I-Mağdur ... vekilinin temyiz talebinin incelenmesinde:
Mağdur ...'ın 28.05.2015 tarihli duruşmada sanık hakkında şikâyetinden vazgeçtiği, katılan sıfatı bulunmayan adı geçen mağdurun hükmü temyiz etmeye yetkisi bulunmadığından, temyiz isteminin 1412 sayılı Ceza Muhakemeleri Usulü Kanunu’nun 317. maddesi uyarınca Tebliğname'ye uygun olarak REDDİNE,
II-Sanık ... hakkında kasten yaralama suçundan kurulan hükmün incelenmesinde:
Uyap ortamından sanığın alınan adli sicil kaydına göre tekerrüre esas ilamı bulunmasına rağmen sanık hakkında tekerrür hükümlerinin uygulanmaması aleyhe temyiz olmadığından bozma nedeni yapılmamıştır.

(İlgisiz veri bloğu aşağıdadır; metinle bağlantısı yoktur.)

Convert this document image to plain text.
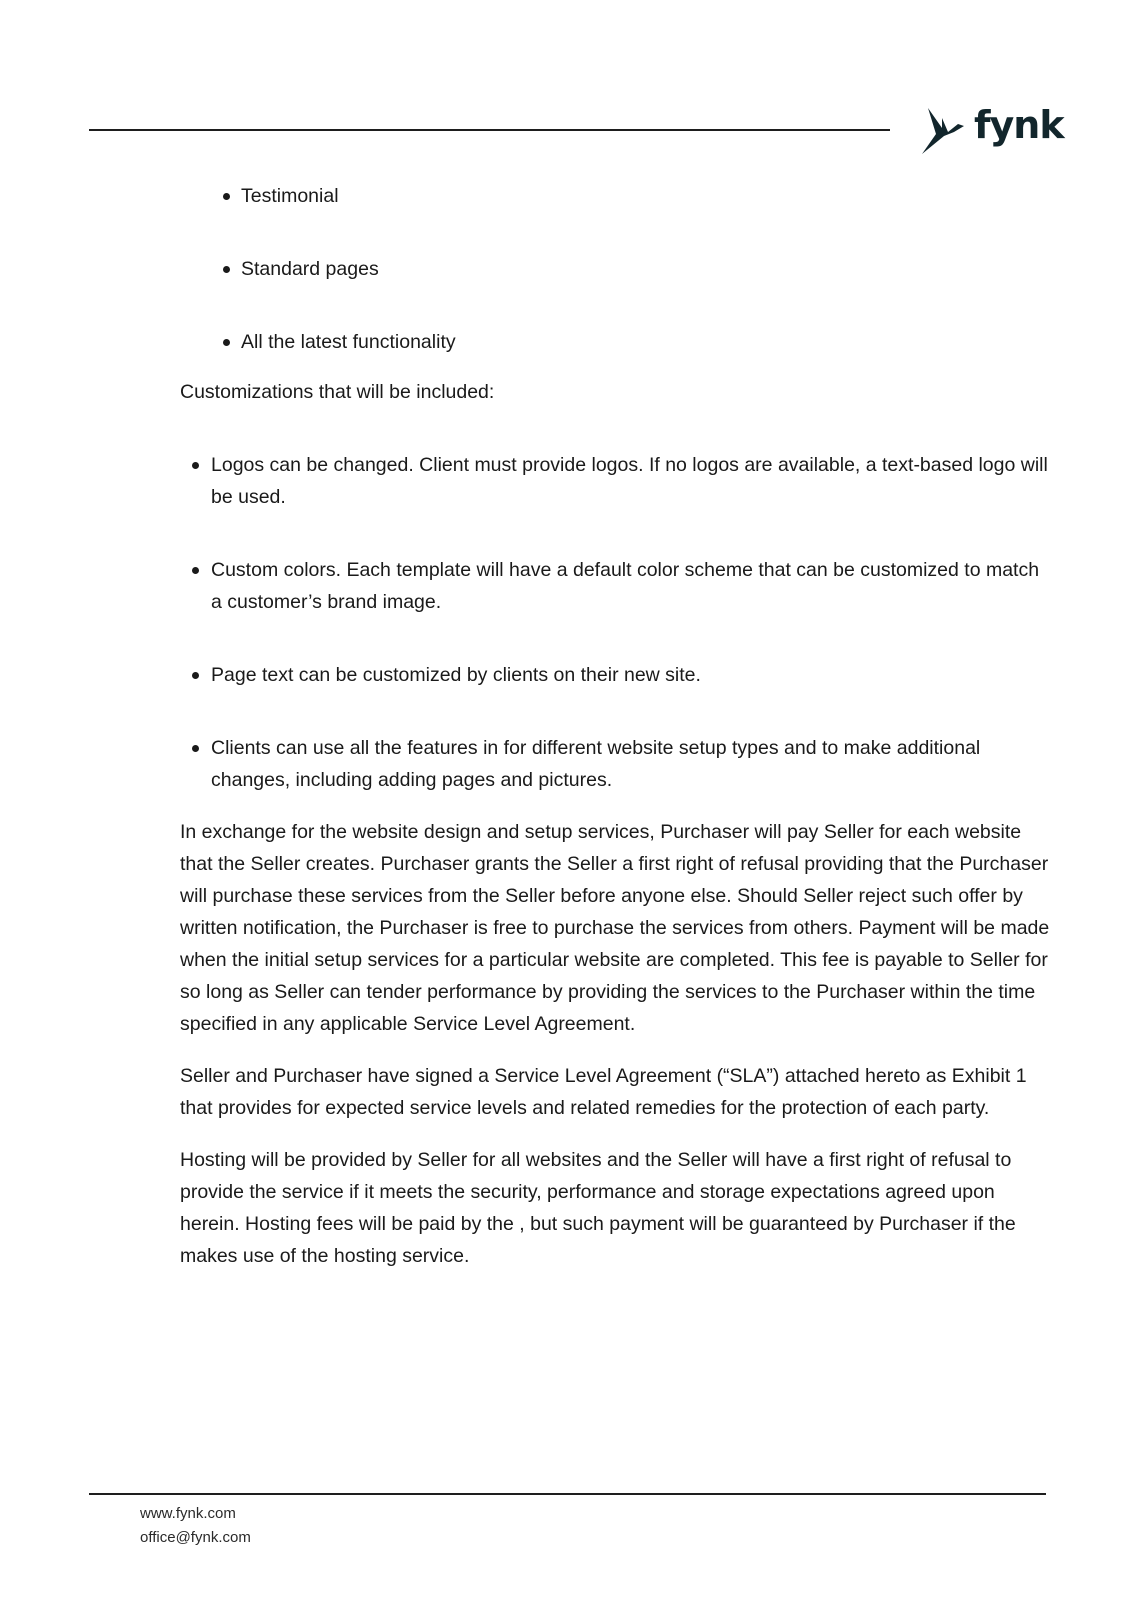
fynk
Testimonial
Standard pages
All the latest functionality

Customizations that will be included:

Logos can be changed. Client must provide logos. If no logos are available, a text-based logo will be used.
Custom colors. Each template will have a default color scheme that can be customized to match a customer’s brand image.
Page text can be customized by clients on their new site.
Clients can use all the features in for different website setup types and to make additional changes, including adding pages and pictures.

In exchange for the website design and setup services, Purchaser will pay Seller for each website that the Seller creates. Purchaser grants the Seller a first right of refusal providing that the Purchaser will purchase these services from the Seller before anyone else. Should Seller reject such offer by written notification, the Purchaser is free to purchase the services from others. Payment will be made when the initial setup services for a particular website are completed. This fee is payable to Seller for so long as Seller can tender performance by providing the services to the Purchaser within the time specified in any applicable Service Level Agreement.

Seller and Purchaser have signed a Service Level Agreement (“SLA”) attached hereto as Exhibit 1 that provides for expected service levels and related remedies for the protection of each party.

Hosting will be provided by Seller for all websites and the Seller will have a first right of refusal to provide the service if it meets the security, performance and storage expectations agreed upon herein. Hosting fees will be paid by the , but such payment will be guaranteed by Purchaser if the makes use of the hosting service.

www.fynk.com
office@fynk.com
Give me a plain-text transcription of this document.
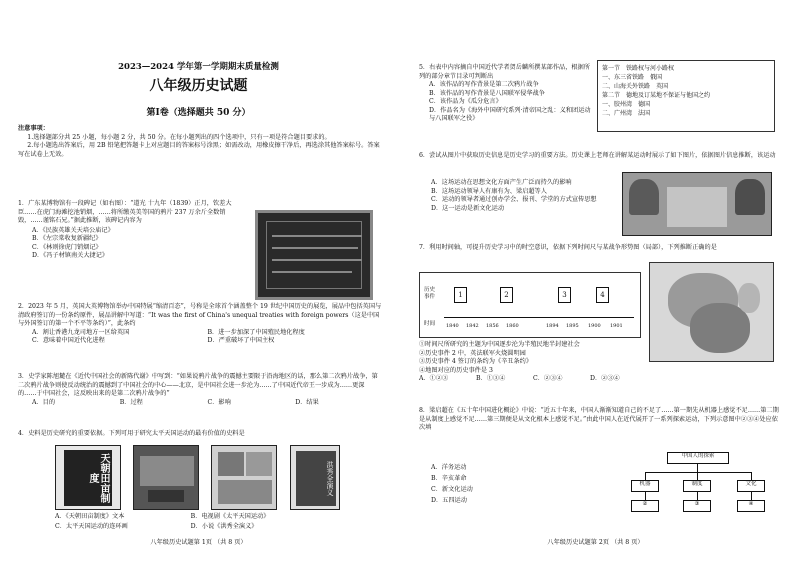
2023—2024 学年第一学期期末质量检测
八年级历史试题
第Ⅰ卷（选择题共 50 分）
注意事项：
1.选择题部分共 25 小题，每小题 2 分，共 50 分。在每小题列出的四个选项中，只有一项是符合题目要求的。
2.每小题选出答案后，用 2B 铅笔把答题卡上对应题目的答案标号涂黑；如需改动，用橡皮擦干净后，再选涂其他答案标号。答案写在试卷上无效。
1．广东某博物馆有一段碑记（如右图）：“道光 十九年（1839）正月，钦差大臣……在虎门海滩挖池销烟，……将所缴英美等国的鸦片 237 万余斤全数销毁，……谨铭石兄。”据此推断，该碑记内容为
A．《民族英雄关天培公庙记》
B．《左宗棠收复新疆纪》
C．《林则徐虎门销烟记》
D．《冯子材镇南关大捷记》
2．2023 年 5 月，英国大英博物馆举办中国特展“缩清百态”，号称是全球首个涵盖整个 19 世纪中国历史的展览，展品中包括英国与清政府签订的一份条约原件，展品讲解中写道：“It was the first of China's unequal treaties with foreign powers（这是中国与外国签订的第一个不平等条约）”，此条约
A．割让香港九龙司地方一区给英国	B．进一步加深了中国殖民地化程度
C．意味着中国近代化进程	D．严重破坏了中国主权
3．史学家陈旭麓在《近代中国社会的新陈代谢》中写到：“如果说鸦片战争的震撼主要限于沿海地区的话，那么第二次鸦片战争，第二次鸦片战争则使反动统治的震撼到了中国社会的中心——北京，是中国社会进一步沦为……了中国近代帝王一步成为……更深的……于中国社会，这反映出来的是第二次鸦片战争的”
A．目的	B．过程	C．影响	D．结果
4．史料是历史研究的重要依据。下列可用于研究太平天国运动的最有价值的史料是
天朝田亩制度	洪秀全演义
A．《天朝田亩制度》文本	B．电视剧《太平天国运动》
C．太平天国运动的连环画	D．小说《洪秀全演义》
八年级历史试题第 1页 （共 8 页）
5．右表中内容摘自中国近代学者贺岳麟所撰某部作品，根据所列的部分章节目录可判断出
A．该作品的写作背景是第二次鸦片战争
B．该作品的写作背景是八国联军侵华战争
C．该作品为《瓜分危言》
D．作品名为《海外中国研究系列·清帝国之乱：义和团运动与八国联军之役》
第一节　铁路权与河小路权
一、东三省铁路　俄国
二、山海关外铁路　英国
第二节　德地及订某地不保证与他国之约
一、胶州湾　德国
二、广州湾　法国
6．尝试从图片中获取历史信息是历史学习的重要方法。历史课上老师在讲解某运动时展示了如下图片，依据图片信息推断，该运动
A．这场运动在思想文化方面产生广泛而持久的影响
B．这场运动领导人有康有为、梁启超等人
C．运动的领导者通过创办学会、报刊、学堂的方式宣传思想
D．这一运动是新文化运动
7．利用时间轴，可提升历史学习中的时空意识，依据下列时间尺与某战争形势图（局部），下列推断正确的是
历史事件
时间
1	2	3	4
1840 1842 1856 1860	1894 1895 1900 1901
①时间尺所研究的主题为中国逐步沦为半殖民地半封建社会
②历史事件 2 中，英法联军火烧圆明园
③历史事件 4 签订的条约为《辛丑条约》
④地图对应的历史事件是 3
A．①②③	B．①③④	C．②③④	D．②③④
8．梁启超在《五十年中国进化概论》中说：“近五十年来，中国人渐渐知道自己的不足了……第一期先从机器上感觉不足……第二期是从制度上感觉不足……第三期便是从文化根本上感觉不足。”由此中国人在近代展开了一系列探索运动，下列示意图中②③④处应依次填
A．洋务运动
B．辛亥革命
C．新文化运动
D．五四运动
中国人的探索
机器	制度	文化
②	③	④
八年级历史试题第 2页 （共 8 页）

Dosya ve duruşma tutanakları içeriğine, uyulan bozmaya, toplanıp karar yerinde incelenerek tartışılan elverişli kanıtlara, gerekçeye ve hakimin takdirine göre, ...'ın temyiz itirazları yerinde görülmemiş olduğundan reddiyle, eleştiri dışında usul ve yasaya uygun bulunan kararın Tebliğname'ye uygun olarak ONANMASINA,
III-Sanık ... hakkında tehdit suçundan kurulan hükmün incelenmesinde:
Sanığın suçlamayı kabul etmediği ve olayın tek tanığı olan tanık ...'ın sanık ve mağdurun müşterek çocukları olması sebebiyle kovuşturma aşamasında tanıklıktan çekinme hakkını kullandığı ve 5271 sayılı Ceza Muhakemesi Kanunu’nun 210/2. madde uyarınca önceki ifadeleri okunamayacağı ve bu durum karşısında mağduru soyut iddiasından başka delil bulunmadığı gözetildiğinde, sanığın tehdit suçunu işlediğine dair mahkumiyete yeterli delil olmaması sebebiyle beraat hükmü verilmesi gerekirken mahkûmiyetine karar verilmesi,
Bozmayı gerektirmiş, sanık ... temyiz itirazı bu bakımdan yerinde görülmüş olduğundan, hükmün açıklanan nedenle Tebliğname'ye uygun olarak BOZULMASINA,
Dava dosyasının, Mahkemesine gönderilmek üzere Yargıtay Cumhuriyet Başsavcılığına tevdiine,
01.2025 tarihinde oy birliğiyle karar verildi.